Pondering about dragons at this year’s Chinatown Chinese New Year Light-Up.
It has happened again! So let me dive straight into the question of, is this year’s Chinatown Chinese New Year Light-Up worth visiting?
Is the main dragon showpiece seriously that … comical? Are the rest of the street lights and displays worth the traveling time and crowds? What about the bazaar? Is anything special happening this year?
Well … hmm. Hmm.
First off, I expected “Chinatown dragon 2024” to be grander and more inventive; a long nian (dragon year) is always keenly anticipated, after all. And yes, that (now) notorious shot did immediately remind me of the late Hong Kong comedian Richard Ng.
The street lights, for one reason or another, also aren’t as elaborate as I thought they would be. To me, this is weird because there’s just so much you could do with the Chinese dragon as far as Chinese festive decorations are concerned. The auspicious beast is a core motif of Eastern oriental design.
But, as those who have visited would tell you, the entire light-up is far from awful. Look at the main dragon after it’s illuminated, and from the sides, and it’s actually not that laughable. Let me just highlight, too, that the notorious shot was obviously taken from the overhead bridge connecting Chinatown Point and People’s Park Centre, using a telescopic focal length. That degree of zoom compresses depth and that’s why the snout seems squashed into a human-like face.
Look at the showpiece from the usual spots at the Eu Tong Sen junction and it’s not comical at all. Admittedly, it’s hardly the best-looking dragon in Singapore this 2024 spring season, but no! It’s not terrible. I think it somewhat resembles the Donghai Longwang (东海龙王 | Eastern Ocean Dragon King) from some 80s TV shows, which is fine by me.
As for the festive bazaar at Temple Street, there’s a fair bit to see. Nothing unusual or special, to be clear, but if it’s Lunar New Year ambience you’re looking for, it’s all over. The bazaar was crowded with happy shoppers when I visited on Saturday afternoon and Monday evening.
And oh, the Chinese zodiac lanterns at the Buddha Tooth Relic Temple are the must-see this year. All twelve animals are adorably represented. There are, let’s see, three illuminated dioramas honoring the incoming year too.
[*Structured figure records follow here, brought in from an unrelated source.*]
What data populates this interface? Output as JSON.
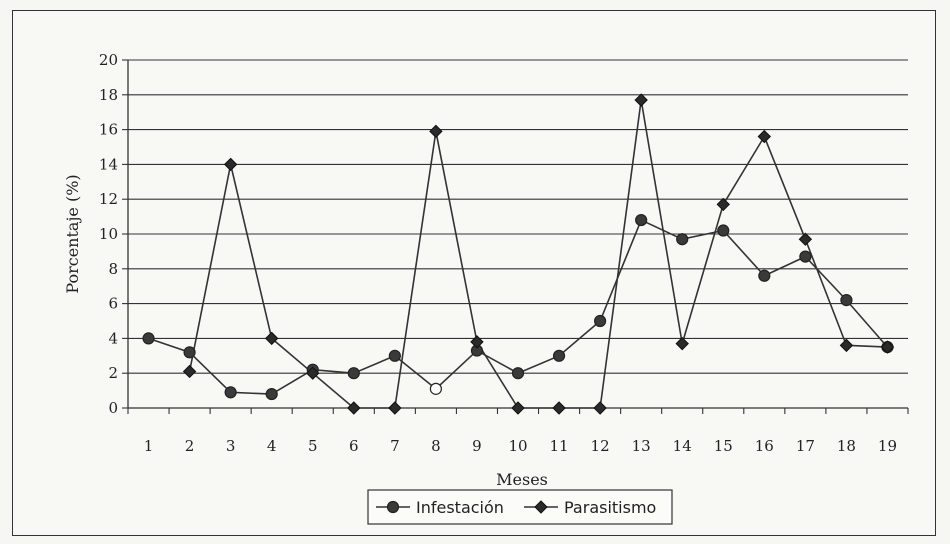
{
  "chart_data": {
    "type": "line",
    "xlabel": "Meses",
    "ylabel": "Porcentaje (%)",
    "ylim": [
      0,
      20
    ],
    "yticks": [
      0,
      2,
      4,
      6,
      8,
      10,
      12,
      14,
      16,
      18,
      20
    ],
    "categories": [
      "1",
      "2",
      "3",
      "4",
      "5",
      "6",
      "7",
      "8",
      "9",
      "10",
      "11",
      "12",
      "13",
      "14",
      "15",
      "16",
      "17",
      "18",
      "19"
    ],
    "grid": "horizontal",
    "legend_position": "bottom",
    "series": [
      {
        "name": "Infestación",
        "marker": "circle",
        "color": "#333333",
        "values": [
          4.0,
          3.2,
          0.9,
          0.8,
          2.2,
          2.0,
          3.0,
          1.1,
          3.3,
          2.0,
          3.0,
          5.0,
          10.8,
          9.7,
          10.2,
          7.6,
          8.7,
          6.2,
          3.5
        ]
      },
      {
        "name": "Parasitismo",
        "marker": "diamond",
        "color": "#333333",
        "values": [
          null,
          2.1,
          14.0,
          4.0,
          2.0,
          0.0,
          0.0,
          15.9,
          3.8,
          0.0,
          0.0,
          0.0,
          17.7,
          3.7,
          11.7,
          15.6,
          9.7,
          3.6,
          3.5
        ]
      }
    ]
  }
}
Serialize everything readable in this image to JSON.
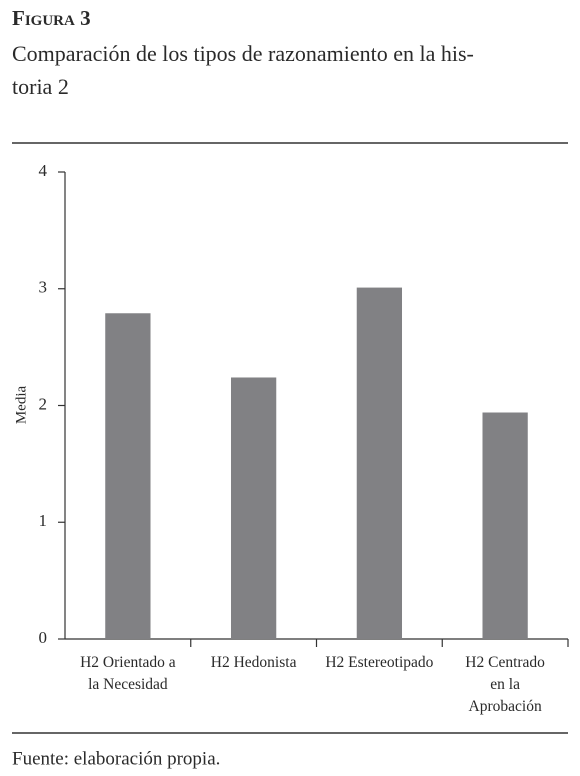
{
  "chart_data": {
    "type": "bar",
    "figure_label": "Figura 3",
    "title_lines": [
      "Comparación de los tipos de razonamiento en la his-",
      "toria 2"
    ],
    "y_label": "Media",
    "categories": [
      "H2 Orientado a\nla Necesidad",
      "H2 Hedonista",
      "H2 Estereotipado",
      "H2 Centrado\nen la\nAprobación"
    ],
    "values": [
      2.79,
      2.24,
      3.01,
      1.94
    ],
    "color": "#818184",
    "ylim": [
      0,
      4
    ],
    "yticks": [
      0,
      1,
      2,
      3,
      4
    ],
    "grid": false,
    "source": "Fuente: elaboración propia."
  }
}
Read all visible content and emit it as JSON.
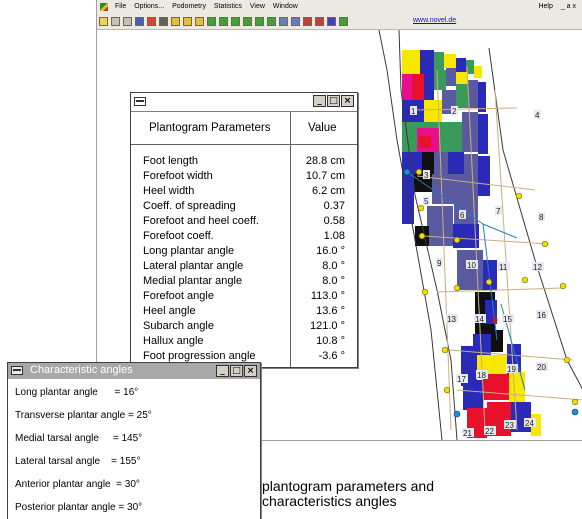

All are lovely for selfies and kids.
Celebrating Chinese New Year 2024 at Singapore Chinatown
Festive Bazaar at Temple Street
Buddha Tooth Relic Temple Festive Displays
And Over at Chinatown Point …
Yes! It is now a yearly custom for Chinatown Point to display otters as the stars of their Chinese New Year decorations.
As always, the otters are pretending to be zodiac animals too. They are also having hotpot for their reunion dinner! Hopefully, they are contented with their feast and don’t go about hunting for fish …
Chinatown Chinese New Year Light-Up 2024 ends on Mar 9, 2024.